I. Tanah muka bumi adalah tempat pelaksanaan semua kegiatan manusia sekaligus pula menjadi tempat pembatasnya
II. Konflik antara idealism akademik dan pragmatism usaha, menjadi gawat, apabila telah menyentuh tanah muka bumi. Kearifan regulatif birokrasilah yang diharapkan bisa menyelesaikan konflik itu.
III. Keragaman istilah yang tumbuh dari dialek-dialek setempat atau kadang malahan bahasa setempat, untuk perbuatan hukum atas tanah yang sama, sangat berperan untuk membuat ikhwal pertanahan di Nusantara menjadi sulit.

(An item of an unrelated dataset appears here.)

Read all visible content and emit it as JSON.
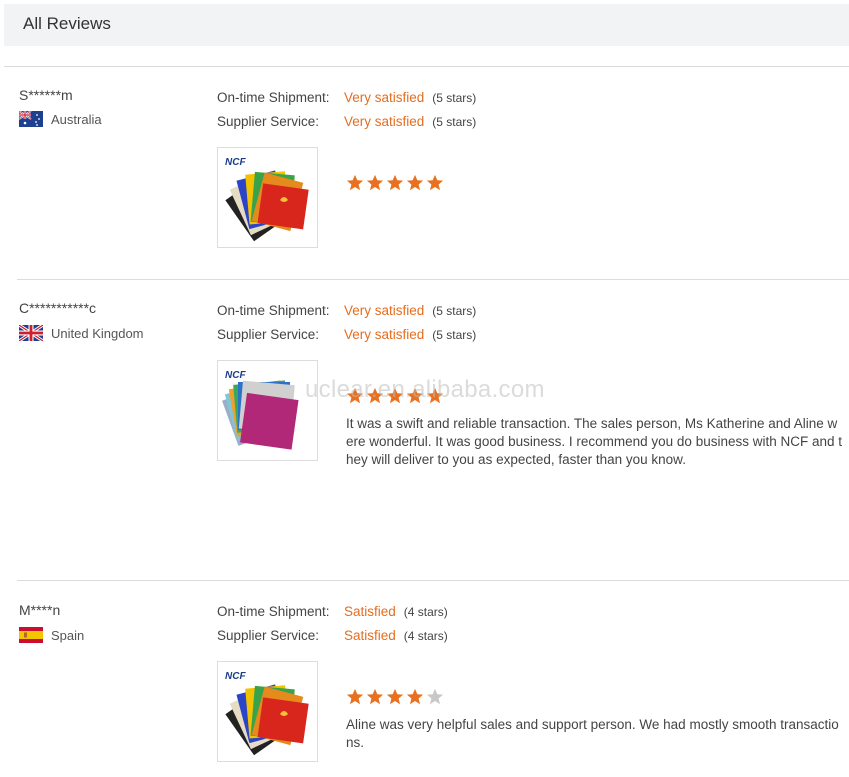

IV. Perhitungan yang hanya dibuat diatas kertas, dan tidak dilandasi oleh kenyataan lapang, hanya akan menghasilkan kekecewaan.

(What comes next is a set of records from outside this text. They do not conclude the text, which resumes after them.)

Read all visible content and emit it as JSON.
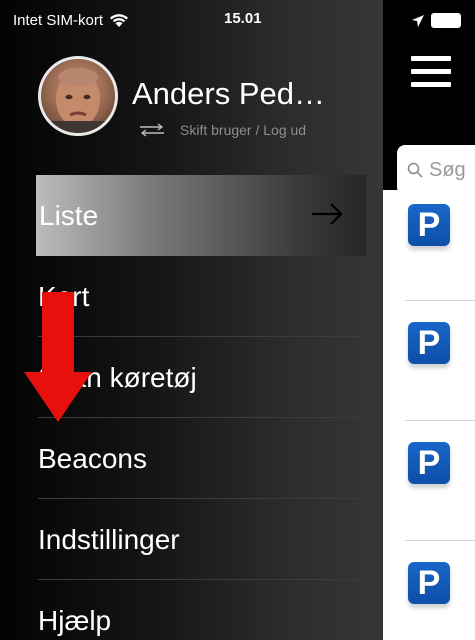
{
  "status_bar": {
    "carrier": "Intet SIM-kort",
    "time": "15.01",
    "icons": [
      "wifi-icon",
      "location-icon",
      "battery-icon"
    ]
  },
  "drawer": {
    "user": {
      "name": "Anders Ped…",
      "switch_text": "Skift bruger / Log ud"
    },
    "menu": [
      {
        "label": "Liste",
        "active": true
      },
      {
        "label": "Kort",
        "active": false
      },
      {
        "label": "Scan køretøj",
        "active": false
      },
      {
        "label": "Beacons",
        "active": false
      },
      {
        "label": "Indstillinger",
        "active": false
      },
      {
        "label": "Hjælp",
        "active": false
      }
    ]
  },
  "main": {
    "search_placeholder": "Søg",
    "parking_icon_letter": "P",
    "list_count_visible": 4
  },
  "colors": {
    "accent_parking": "#0d4fa8",
    "annotation_arrow": "#e8100c"
  }
}
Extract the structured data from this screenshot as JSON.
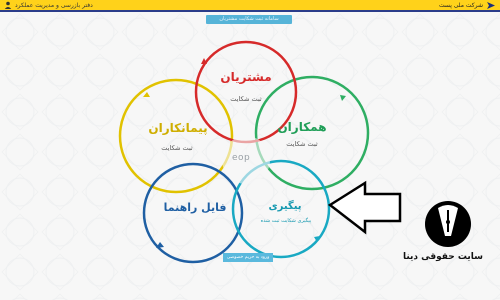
{
  "header": {
    "brand_label": "شرکت ملی پست",
    "office_label": "دفتر بازرسی و مدیریت عملکرد"
  },
  "banner": {
    "text": "سامانه ثبت شکایت مشتریان"
  },
  "petals": {
    "customers": {
      "title": "مشتریان",
      "subtitle": "ثبت شکایت",
      "color": "#d62a2a"
    },
    "colleagues": {
      "title": "همکاران",
      "subtitle": "ثبت شکایت",
      "color": "#1f9e57"
    },
    "contractors": {
      "title": "پیمانکاران",
      "subtitle": "ثبت شکایت",
      "color": "#e1c200"
    },
    "guide": {
      "title": "فایل راهنما",
      "subtitle": "",
      "color": "#1f5fa3"
    },
    "followup": {
      "title": "پیگیری",
      "subtitle": "پیگیری شکایت ثبت شده",
      "color": "#1699b0"
    }
  },
  "center_mark": "eop",
  "bottom_button": {
    "label": "ورود به حریم خصوصی"
  },
  "watermark": {
    "text": "سایت حقوقی دینا"
  }
}
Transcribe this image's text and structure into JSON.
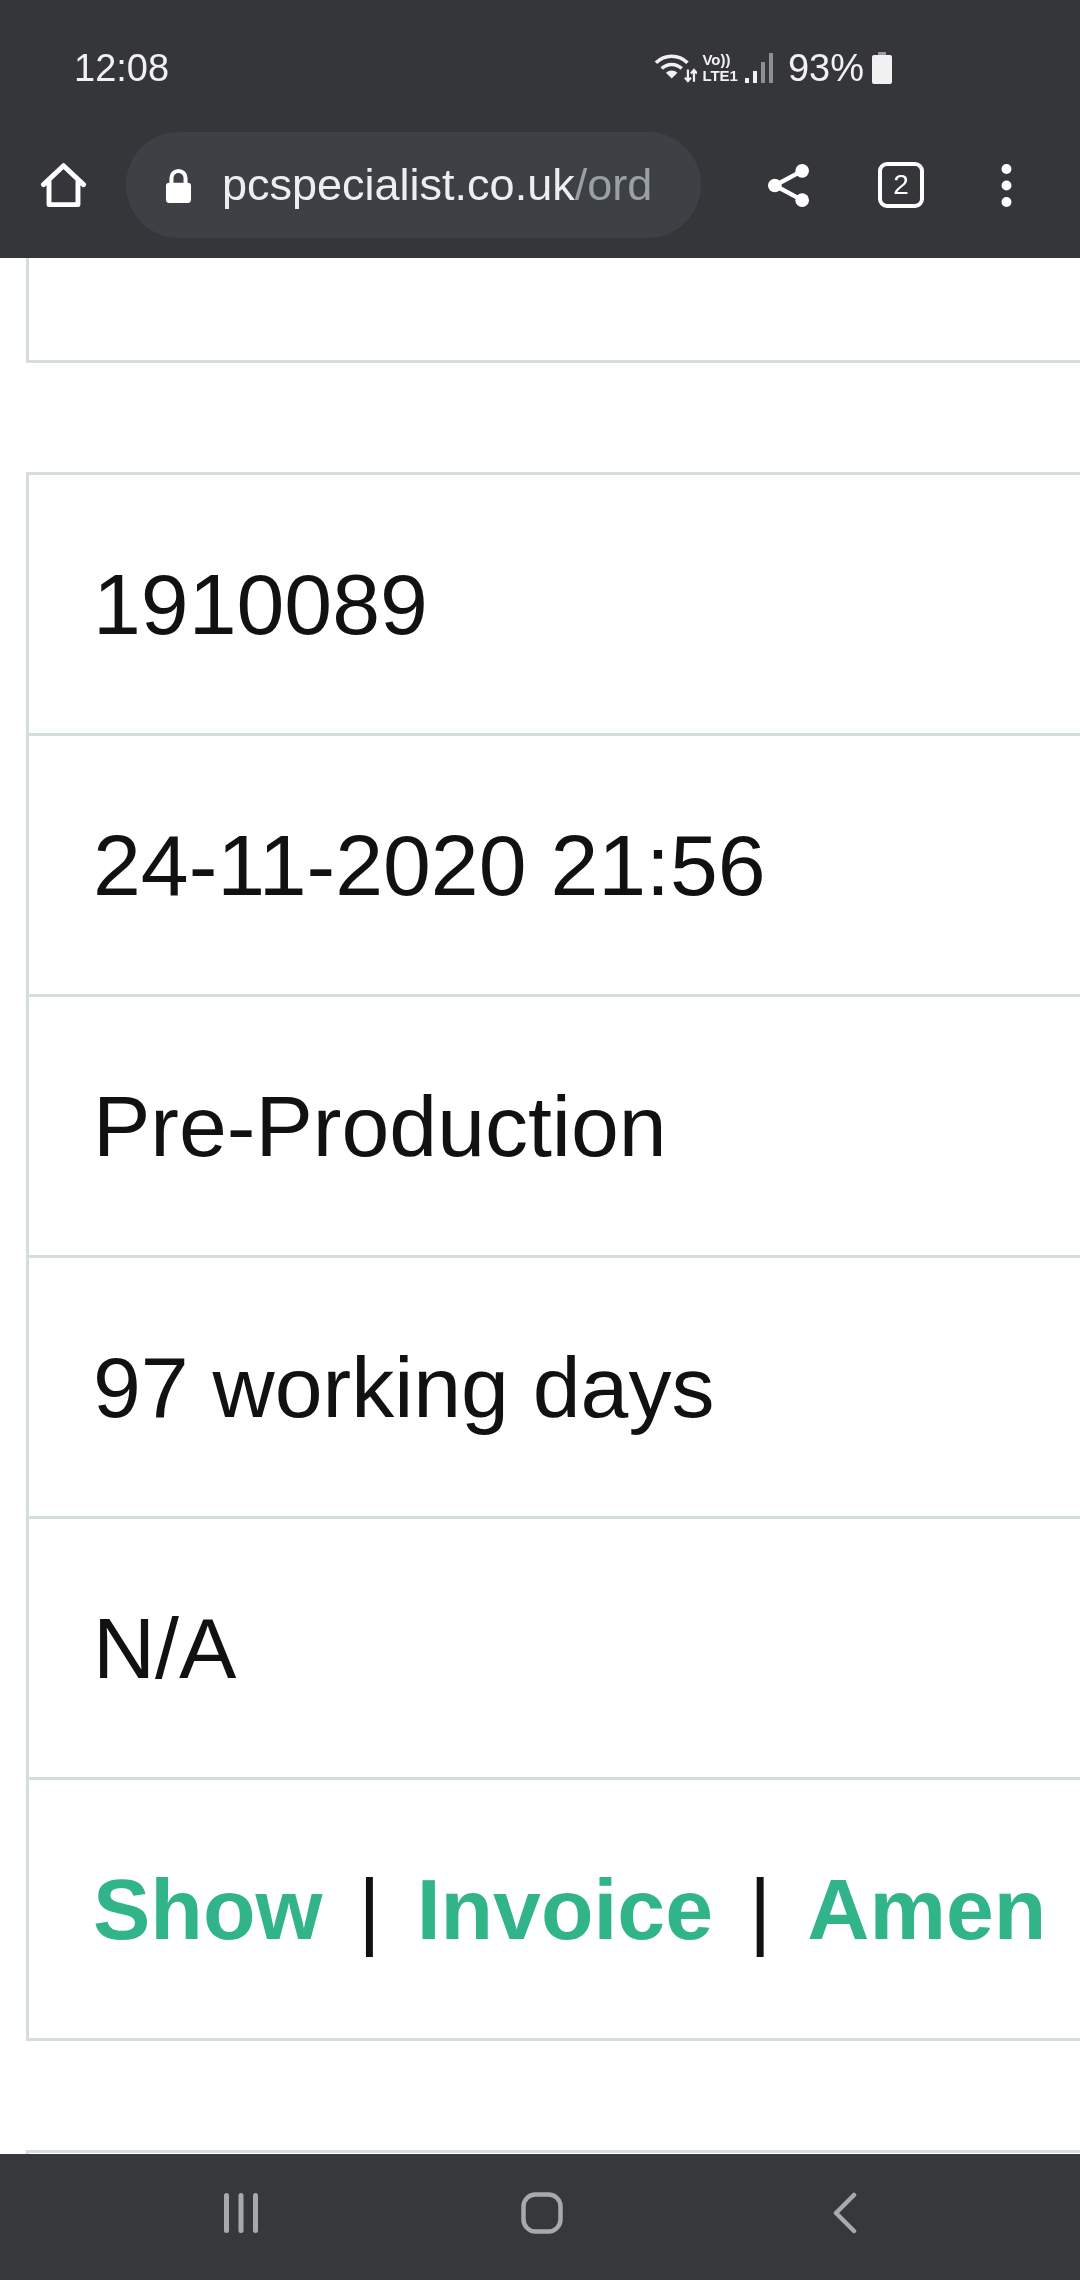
{
  "status_bar": {
    "time": "12:08",
    "volte_top": "Vo))",
    "volte_bottom": "LTE1",
    "battery_percent": "93%"
  },
  "browser_toolbar": {
    "url_domain": "pcspecialist.co.uk",
    "url_path": "/ord",
    "tab_count": "2"
  },
  "order_details": {
    "rows": [
      {
        "kind": "value",
        "text": "1910089"
      },
      {
        "kind": "value",
        "text": "24-11-2020 21:56"
      },
      {
        "kind": "value",
        "text": "Pre-Production"
      },
      {
        "kind": "value",
        "text": "97 working days"
      },
      {
        "kind": "value",
        "text": "N/A"
      },
      {
        "kind": "actions",
        "items": [
          {
            "kind": "link",
            "text": "Show"
          },
          {
            "kind": "separator",
            "text": "|"
          },
          {
            "kind": "link",
            "text": "Invoice"
          },
          {
            "kind": "separator",
            "text": "|"
          },
          {
            "kind": "link",
            "text": "Amen"
          }
        ]
      }
    ]
  }
}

V. Masuknya Penguasa Barat melalui penguasa kolonial ke dalam kancah penguasaan tanah di Nusantara, pasti mengikutsertakan pula masuknya istilah dan perbuatan hukum atas tanah cara Barat ke dalam cara-cara perbuatan hukum tanah di Nusantara, sehingga ikhwal pertanahan menjadi lebih kacau.

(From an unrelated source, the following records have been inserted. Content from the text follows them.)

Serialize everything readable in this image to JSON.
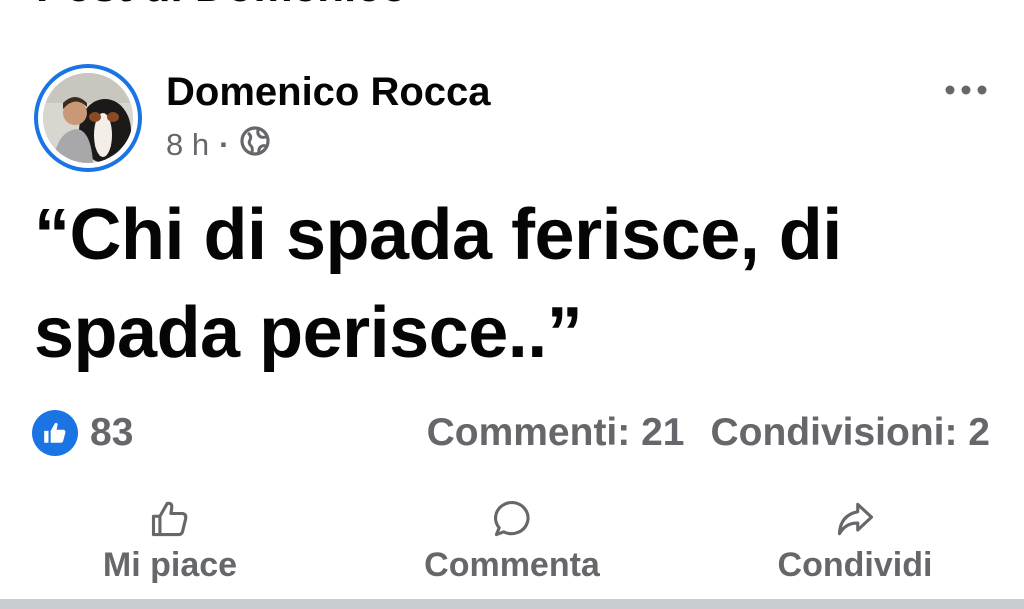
{
  "section": {
    "title": "Post di Domenico"
  },
  "post": {
    "author": "Domenico Rocca",
    "time": "8 h",
    "separator": "·",
    "privacy_icon": "globe-icon",
    "text": "“Chi di spada ferisce, di spada perisce..”",
    "reactions": {
      "icon": "like-icon",
      "count": "83"
    },
    "stats": {
      "comments": "Commenti: 21",
      "shares": "Condivisioni: 2"
    },
    "actions": [
      {
        "label": "Mi piace",
        "icon": "thumbs-up-icon"
      },
      {
        "label": "Commenta",
        "icon": "comment-bubble-icon"
      },
      {
        "label": "Condividi",
        "icon": "share-arrow-icon"
      }
    ]
  },
  "colors": {
    "accent": "#1b74e4",
    "secondary_text": "#65676b",
    "primary_text": "#050505",
    "divider": "#c9ccd1"
  }
}
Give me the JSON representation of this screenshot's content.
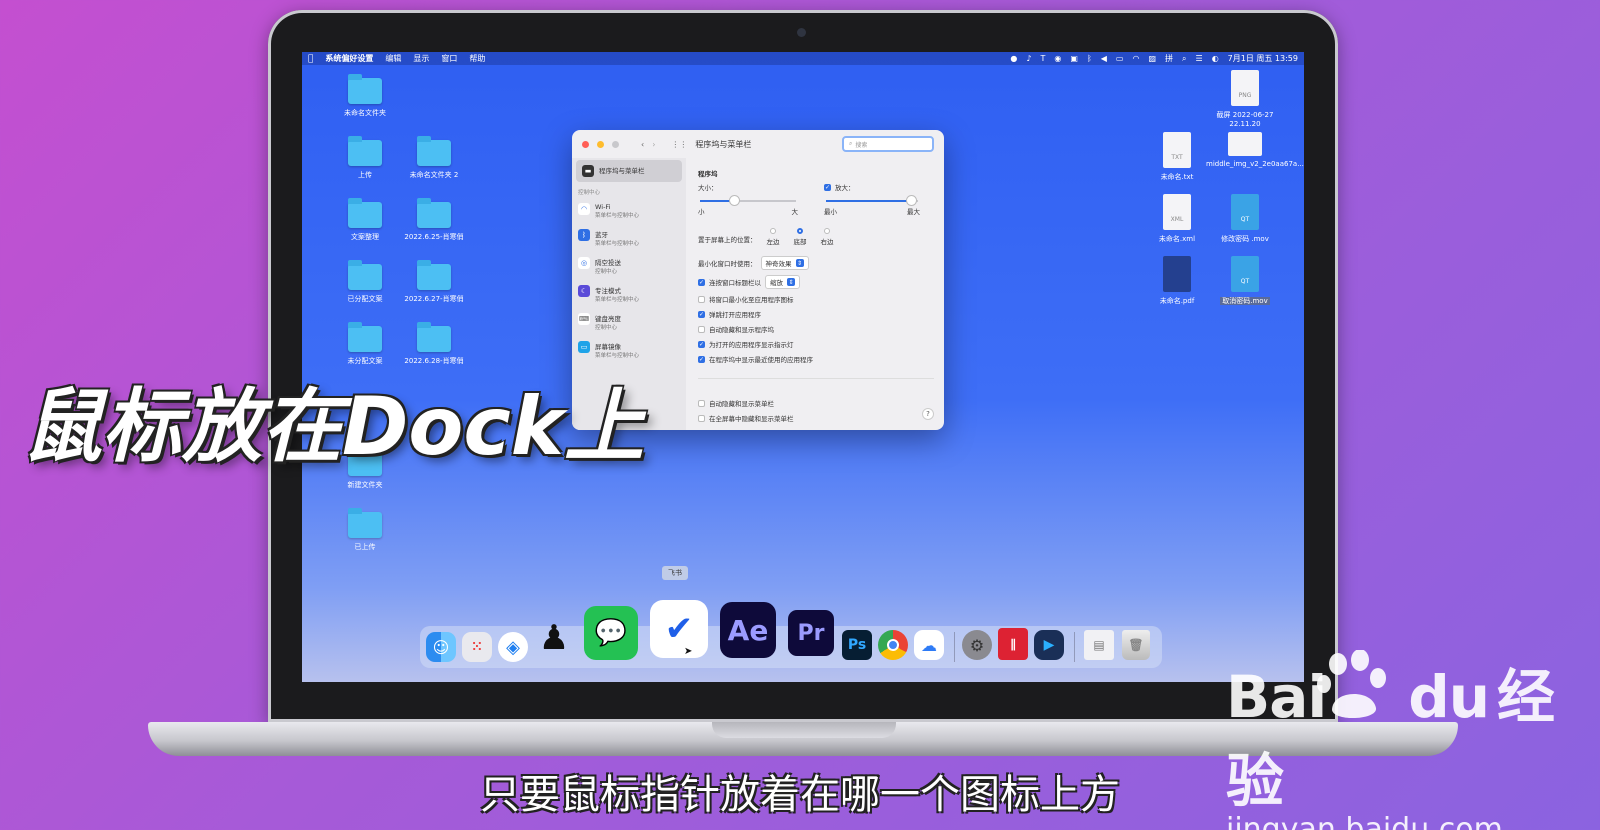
{
  "menubar": {
    "app": "系统偏好设置",
    "items": [
      "编辑",
      "显示",
      "窗口",
      "帮助"
    ],
    "clock": "7月1日 周五 13:59"
  },
  "desktop_left": [
    {
      "label": "未命名文件夹"
    },
    {
      "label": "上传"
    },
    {
      "label": "未命名文件夹 2"
    },
    {
      "label": "文案整理"
    },
    {
      "label": "2022.6.25-肖寒俏"
    },
    {
      "label": "已分配文案"
    },
    {
      "label": "2022.6.27-肖寒俏"
    },
    {
      "label": "未分配文案"
    },
    {
      "label": "2022.6.28-肖寒俏"
    },
    {
      "label": "新建文件夹"
    },
    {
      "label": "已上传"
    }
  ],
  "desktop_right": [
    {
      "label": "截屏 2022-06-27 22.11.20",
      "tag": "PNG"
    },
    {
      "label": "未命名.txt",
      "tag": "TXT"
    },
    {
      "label": "middle_img_v2_2e0aa67a...09g.png",
      "tag": ""
    },
    {
      "label": "未命名.xml",
      "tag": "XML"
    },
    {
      "label": "修改密码 .mov",
      "tag": "QT"
    },
    {
      "label": "未命名.pdf",
      "tag": ""
    },
    {
      "label": "取消密码.mov",
      "tag": "QT"
    }
  ],
  "prefs": {
    "title": "程序坞与菜单栏",
    "search_placeholder": "搜索",
    "sidebar": {
      "selected": "程序坞与菜单栏",
      "group": "控制中心",
      "items": [
        {
          "label": "Wi-Fi",
          "sub": "菜单栏与控制中心"
        },
        {
          "label": "蓝牙",
          "sub": "菜单栏与控制中心"
        },
        {
          "label": "隔空投送",
          "sub": "控制中心"
        },
        {
          "label": "专注模式",
          "sub": "菜单栏与控制中心"
        },
        {
          "label": "键盘亮度",
          "sub": "控制中心"
        },
        {
          "label": "屏幕镜像",
          "sub": "菜单栏与控制中心"
        }
      ]
    },
    "section": "程序坞",
    "size_label": "大小：",
    "size_small": "小",
    "size_large": "大",
    "size_value": 0.35,
    "magnify_label": "放大：",
    "magnify_min": "最小",
    "magnify_max": "最大",
    "magnify_value": 0.92,
    "position_label": "置于屏幕上的位置：",
    "positions": [
      "左边",
      "底部",
      "右边"
    ],
    "minimize_label": "最小化窗口时使用：",
    "minimize_value": "神奇效果",
    "dblclick_label": "连按窗口标题栏以",
    "dblclick_value": "缩放",
    "options": [
      {
        "label": "将窗口最小化至应用程序图标",
        "checked": false
      },
      {
        "label": "弹跳打开应用程序",
        "checked": true
      },
      {
        "label": "自动隐藏和显示程序坞",
        "checked": false
      },
      {
        "label": "为打开的应用程序显示指示灯",
        "checked": true
      },
      {
        "label": "在程序坞中显示最近使用的应用程序",
        "checked": true
      }
    ],
    "menubar_options": [
      "自动隐藏和显示菜单栏",
      "在全屏幕中隐藏和显示菜单栏"
    ],
    "help": "?"
  },
  "dock": {
    "tooltip": "飞书",
    "apps": [
      {
        "name": "finder",
        "label": ""
      },
      {
        "name": "launchpad",
        "label": ""
      },
      {
        "name": "safari",
        "label": ""
      },
      {
        "name": "qq",
        "label": ""
      },
      {
        "name": "wechat",
        "label": ""
      },
      {
        "name": "feishu",
        "label": ""
      },
      {
        "name": "after-effects",
        "label": "Ae"
      },
      {
        "name": "premiere",
        "label": "Pr"
      },
      {
        "name": "photoshop",
        "label": "Ps"
      },
      {
        "name": "chrome",
        "label": ""
      },
      {
        "name": "baidu-netdisk",
        "label": ""
      },
      {
        "name": "system-preferences",
        "label": ""
      },
      {
        "name": "parallels",
        "label": ""
      },
      {
        "name": "player",
        "label": ""
      },
      {
        "name": "preview",
        "label": ""
      },
      {
        "name": "trash",
        "label": ""
      }
    ]
  },
  "overlay": {
    "caption": "鼠标放在Dock上",
    "subtitle": "只要鼠标指针放着在哪一个图标上方"
  },
  "watermark": {
    "brand_a": "Bai",
    "brand_b": "du",
    "brand_c": "经验",
    "url": "jingyan.baidu.com"
  }
}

VI. Kesimpulan bentuk tafsir tentang “tanah harus digunakan untuk sebesar-besarnya kemakmuran rakyat” wujud akhirnya haruslah bisa menciptakan suasana “”toto tenrem kerto raharjo”.
VII. Bagaimanapun saat ini Undang-Undang No.12/1972 hanya menjadi pemukul yang ampuh bagi pemerintah daerah untuk memaksa rakyat untuk menyerahkan tanahnya, dengan dalih demi tata ruang, yang tidak jelas tata laksana dan wujudnya.
VIII. SIG mengutamakan sistemnya, bukan informasinya.
IX. Sistem pada SIG, tanpa informasi, sama dengan nasi goreng tanpa nasi.
X. Sistem bias, membawa tertib, tetapi juga semrawut. Tertib adalah induk yang melahirkan lancar; semrawut melahirkan lawan dari lancar.
XI. Penginderaan jauh, atau usaha pembuatan peta dengan bantuan satelit, bukan matera sakti, yang bisa dipakai untuk memecahkan semua permasalahan peta.
XII. Informasi Geografis mengenai tanah yang telah dituangkan dalam sebuah sistem, bukan tujuan, melainkan alat untuk perumusan kebijaksanaan Pembangunan dan Pengendalian penggunaan tanah.